The pandemic has exposed the fragility of logistics infrastructures across the globe. The demand for the critical production of food, medicine, and protective equipment, among other things, has raised questions about distribution and re-localisation. This has coincided with the increased automation that has impacted geographic job distribution, as well as the demise of ailing and fragile industries. Some countries are shoring up their production of critical assets, such as pharmaceuticals︎︎︎, while others are paying companies to relocate their operations from abroad, as is the case in Japan︎︎︎. We may see an acceleration of the de-globalisation trend, following a global trade fall of 0.4%︎︎︎ in 2019, with supply chains becoming shorter and national resilience gaining prominence on the political agenda.
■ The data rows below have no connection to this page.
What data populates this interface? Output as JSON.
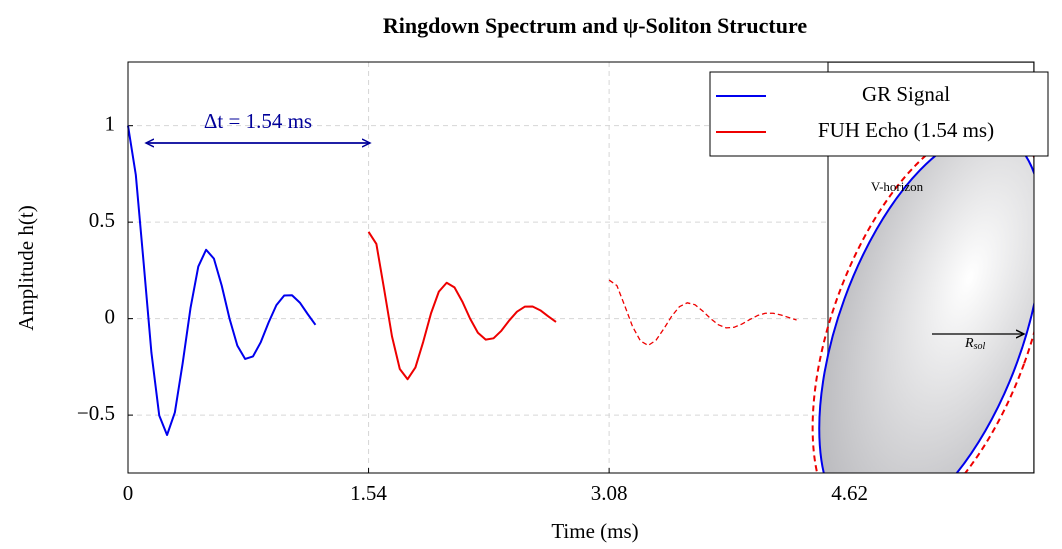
{
  "chart_data": {
    "type": "line",
    "title": "Ringdown Spectrum and ψ-Soliton Structure",
    "xlabel": "Time (ms)",
    "ylabel": "Amplitude h(t)",
    "xlim": [
      0,
      5.8
    ],
    "ylim": [
      -0.8,
      1.33
    ],
    "xticks": [
      0,
      1.54,
      3.08,
      4.62
    ],
    "yticks": [
      {
        "value": -0.5,
        "label": "−0.5"
      },
      0,
      0.5,
      1
    ],
    "grid": true,
    "legend": "upper right",
    "annotations": {
      "delta_t": "Δt = 1.54 ms",
      "horizon": "V-horizon",
      "radius": "R",
      "radius_sub": "sol"
    },
    "series": [
      {
        "name": "GR Signal",
        "color": "#0000ee",
        "dashed": false,
        "x": [
          0,
          0.05,
          0.1,
          0.15,
          0.2,
          0.25,
          0.3,
          0.35,
          0.4,
          0.45,
          0.5,
          0.55,
          0.6,
          0.65,
          0.7,
          0.75,
          0.8,
          0.85,
          0.9,
          0.95,
          1.0,
          1.05,
          1.1,
          1.15,
          1.2
        ],
        "values": [
          1,
          0.745,
          0.29,
          -0.177,
          -0.502,
          -0.603,
          -0.486,
          -0.231,
          0.054,
          0.27,
          0.357,
          0.311,
          0.171,
          0,
          -0.14,
          -0.209,
          -0.196,
          -0.122,
          -0.02,
          0.07,
          0.12,
          0.121,
          0.083,
          0.024,
          -0.032
        ]
      },
      {
        "name": "FUH Echo (1.54 ms)",
        "color": "#ee0000",
        "dashed": false,
        "x": [
          1.54,
          1.59,
          1.64,
          1.69,
          1.74,
          1.79,
          1.84,
          1.89,
          1.94,
          1.99,
          2.04,
          2.09,
          2.14,
          2.19,
          2.24,
          2.29,
          2.34,
          2.39,
          2.44,
          2.49,
          2.54,
          2.59,
          2.64,
          2.69,
          2.74
        ],
        "values": [
          0.45,
          0.387,
          0.151,
          -0.092,
          -0.261,
          -0.314,
          -0.253,
          -0.12,
          0.028,
          0.14,
          0.186,
          0.162,
          0.089,
          0,
          -0.073,
          -0.109,
          -0.102,
          -0.063,
          -0.01,
          0.036,
          0.062,
          0.063,
          0.043,
          0.012,
          -0.017
        ]
      },
      {
        "color": "#ee0000",
        "dashed": true,
        "x": [
          3.08,
          3.13,
          3.18,
          3.23,
          3.28,
          3.33,
          3.38,
          3.43,
          3.48,
          3.53,
          3.58,
          3.63,
          3.68,
          3.73,
          3.78,
          3.83,
          3.88,
          3.93,
          3.98,
          4.03,
          4.08,
          4.13,
          4.18,
          4.23,
          4.28
        ],
        "values": [
          0.2,
          0.171,
          0.067,
          -0.041,
          -0.115,
          -0.139,
          -0.112,
          -0.053,
          0.012,
          0.062,
          0.082,
          0.072,
          0.039,
          0,
          -0.032,
          -0.048,
          -0.045,
          -0.028,
          -0.005,
          0.016,
          0.028,
          0.028,
          0.019,
          0.006,
          -0.007
        ]
      }
    ]
  }
}
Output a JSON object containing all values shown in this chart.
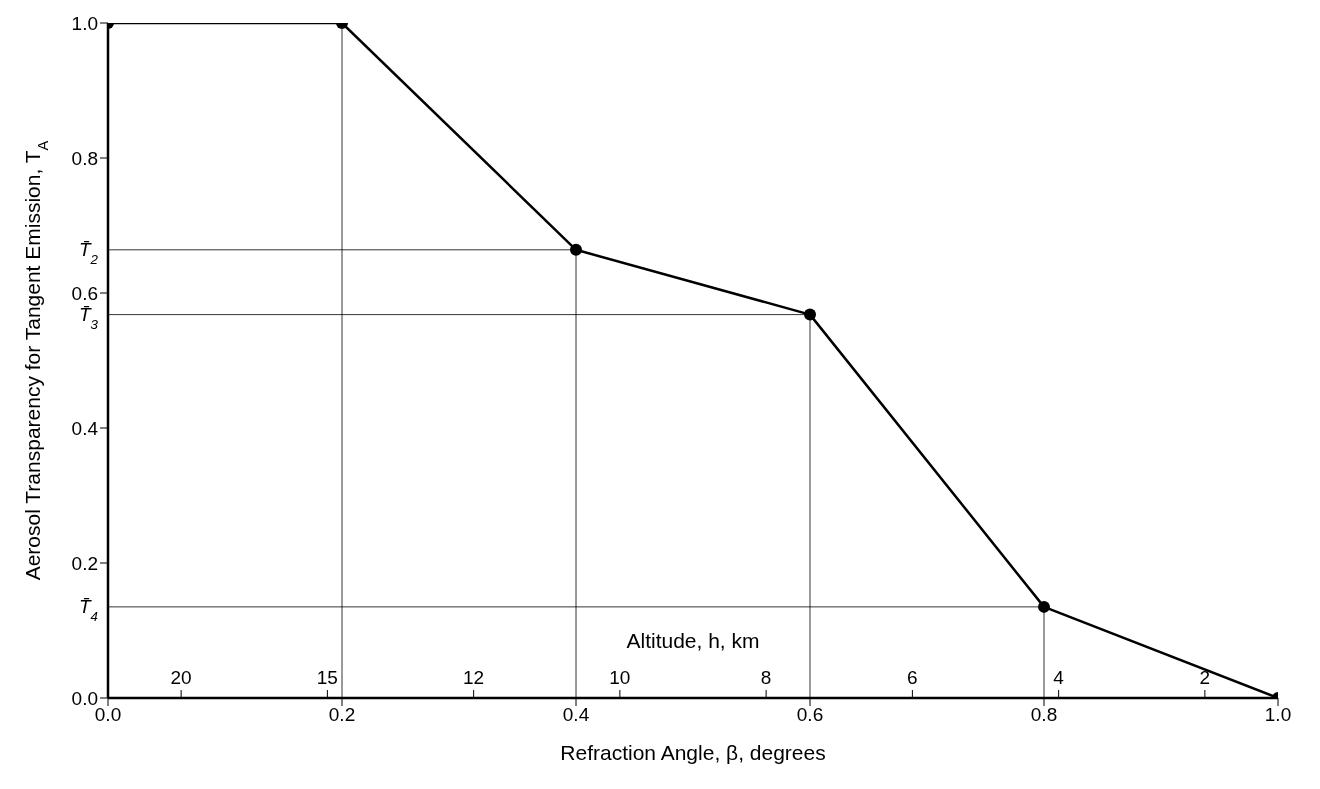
{
  "chart_data": {
    "type": "line",
    "xlabel": "Refraction Angle, β, degrees",
    "ylabel": "Aerosol Transparency for Tangent Emission, T$_{A}$",
    "x": [
      0,
      0.2,
      0.4,
      0.6,
      0.8,
      1.0
    ],
    "series": [
      {
        "color": "#000000",
        "values": [
          1,
          1,
          0.664,
          0.568,
          0.135,
          0
        ]
      }
    ],
    "xlim": [
      0,
      1
    ],
    "ylim": [
      0,
      1
    ],
    "xticks": [
      {
        "value": 0,
        "label": "0.0"
      },
      {
        "value": 0.2,
        "label": "0.2"
      },
      {
        "value": 0.4,
        "label": "0.4"
      },
      {
        "value": 0.6,
        "label": "0.6"
      },
      {
        "value": 0.8,
        "label": "0.8"
      },
      {
        "value": 1,
        "label": "1.0"
      }
    ],
    "yticks": [
      {
        "value": 0,
        "label": "0.0"
      },
      {
        "value": 0.2,
        "label": "0.2"
      },
      {
        "value": 0.4,
        "label": "0.4"
      },
      {
        "value": 0.6,
        "label": "0.6"
      },
      {
        "value": 0.8,
        "label": "0.8"
      },
      {
        "value": 1,
        "label": "1.0"
      }
    ],
    "annotations": [
      "Altitude, h, km",
      "20",
      "15",
      "12",
      "10",
      "8",
      "6",
      "4",
      "2"
    ],
    "marker": "circle",
    "line_style": "solid",
    "ref_lines": [
      {
        "axis": "x",
        "value": 0.2,
        "color": "#000000"
      },
      {
        "axis": "x",
        "value": 0.4,
        "color": "#000000"
      },
      {
        "axis": "x",
        "value": 0.6,
        "color": "#000000"
      },
      {
        "axis": "x",
        "value": 0.8,
        "color": "#000000"
      },
      {
        "axis": "y",
        "value": 0.664,
        "label": "T̄$_{2}$",
        "color": "#000000"
      },
      {
        "axis": "y",
        "value": 0.568,
        "label": "T̄$_{3}$",
        "color": "#000000"
      },
      {
        "axis": "y",
        "value": 0.135,
        "label": "T̄$_{4}$",
        "color": "#000000"
      }
    ]
  }
}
COVID-19 is disrupting global food production. Already subject to massive inefficiencies and the effects of the climate crisis, global food waste amounts to almost $1 trillion a year︎︎︎. National restrictions on the export of grains︎︎︎, price spikes, and shortages mean that the number of people facing a severe food crisis is doubling︎︎︎. Most of these people are in Africa, and are dependent on the food they grow for both nourishment and income. They now find themselves exposed to broken supply chains and disrupted cross-border trade.

Empty supermarket shelves
Photo by Claudio Schwarz on Unsplash

The pandemic has triggered a new essentialism. That is, a collective, global transformation in what and why we buy and consume. Historically, this is unsurprising, with economic contractions leading to a drastic decline on consumer durables︎︎︎, and a negative relationship between stock market variability and the production of consumer durables. Cross-country research︎︎︎ from May 2020 shows similar patterns in consumer spending, irrespective of the strictness of national containment policies, and points to personal choice as the biggest factor behind the drop. This has been significantly worse for those who are more exposed to COVID-triggered economic or health risks.
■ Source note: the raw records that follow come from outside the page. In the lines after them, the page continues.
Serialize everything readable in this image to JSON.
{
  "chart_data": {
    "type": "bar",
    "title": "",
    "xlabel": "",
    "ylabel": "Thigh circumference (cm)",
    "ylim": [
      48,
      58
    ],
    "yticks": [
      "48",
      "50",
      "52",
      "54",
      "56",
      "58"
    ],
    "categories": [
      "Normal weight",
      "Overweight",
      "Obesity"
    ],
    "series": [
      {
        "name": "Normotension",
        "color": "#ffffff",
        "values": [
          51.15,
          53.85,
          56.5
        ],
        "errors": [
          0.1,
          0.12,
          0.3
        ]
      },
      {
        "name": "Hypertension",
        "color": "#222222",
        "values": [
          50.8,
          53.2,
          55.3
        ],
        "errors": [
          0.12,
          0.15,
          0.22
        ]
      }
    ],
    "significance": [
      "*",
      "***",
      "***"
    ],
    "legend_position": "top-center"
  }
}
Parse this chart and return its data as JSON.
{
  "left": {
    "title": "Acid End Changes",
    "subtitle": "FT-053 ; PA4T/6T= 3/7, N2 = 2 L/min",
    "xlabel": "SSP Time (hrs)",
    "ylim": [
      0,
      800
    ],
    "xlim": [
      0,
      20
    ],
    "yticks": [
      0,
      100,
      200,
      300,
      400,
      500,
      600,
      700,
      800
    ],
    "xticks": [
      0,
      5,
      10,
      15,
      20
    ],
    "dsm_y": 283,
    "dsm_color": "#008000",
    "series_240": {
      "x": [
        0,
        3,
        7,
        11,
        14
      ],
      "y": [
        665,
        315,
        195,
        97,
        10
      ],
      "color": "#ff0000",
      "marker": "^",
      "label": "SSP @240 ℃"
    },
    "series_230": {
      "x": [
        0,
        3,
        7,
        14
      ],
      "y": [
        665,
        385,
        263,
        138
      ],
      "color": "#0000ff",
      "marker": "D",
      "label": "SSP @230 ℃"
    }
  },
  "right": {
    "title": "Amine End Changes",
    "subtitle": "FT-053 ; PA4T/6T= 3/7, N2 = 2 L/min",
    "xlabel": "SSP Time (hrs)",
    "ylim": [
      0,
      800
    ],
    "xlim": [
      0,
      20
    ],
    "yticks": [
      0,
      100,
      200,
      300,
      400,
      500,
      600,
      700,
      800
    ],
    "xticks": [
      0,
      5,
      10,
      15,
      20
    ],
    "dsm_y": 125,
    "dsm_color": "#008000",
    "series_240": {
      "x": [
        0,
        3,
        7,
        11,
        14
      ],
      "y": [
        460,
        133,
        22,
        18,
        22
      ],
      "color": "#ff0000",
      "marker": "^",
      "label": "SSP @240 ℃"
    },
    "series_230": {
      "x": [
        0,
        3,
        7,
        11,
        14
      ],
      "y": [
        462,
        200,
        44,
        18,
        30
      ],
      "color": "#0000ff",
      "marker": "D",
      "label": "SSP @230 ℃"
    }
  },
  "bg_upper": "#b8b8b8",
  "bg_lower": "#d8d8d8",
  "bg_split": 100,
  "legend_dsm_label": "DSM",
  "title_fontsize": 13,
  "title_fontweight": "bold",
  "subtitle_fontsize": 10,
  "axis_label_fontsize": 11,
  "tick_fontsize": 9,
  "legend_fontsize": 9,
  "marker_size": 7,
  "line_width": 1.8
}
COVID-19 has made evident the need to reconfigure the structural relationship between the household, the state, and market economies︎︎︎.
For households, the usual means of smoothing income shocks︎︎︎ – such as casual work, the gig economy, and migration – are not possible in a lockdown situation. Many households, especially those involved in the informal economy, are unable to access any form of state support or insurance. Their fragility is further affected by where they live, their dwelling space, and their social networks. It is people – families, friends, neighbours – that currently carry a premium value, rather than the goods and services that the market provides. Our response to the pandemic has prioritised health and wellbeing over the economy. Is it possible, then, that in the future we might see the gap between what the market values and what citizens value close? Crucially, the pandemic has made visible the foundational role of the state in relation to markets. To date, the state has been the underwriter of market failure and risk. What we have witnessed in recent weeks opens up a new possibility for changes in the social contract. We can alter how we live, how corporations operate, and the role and responsibility of government.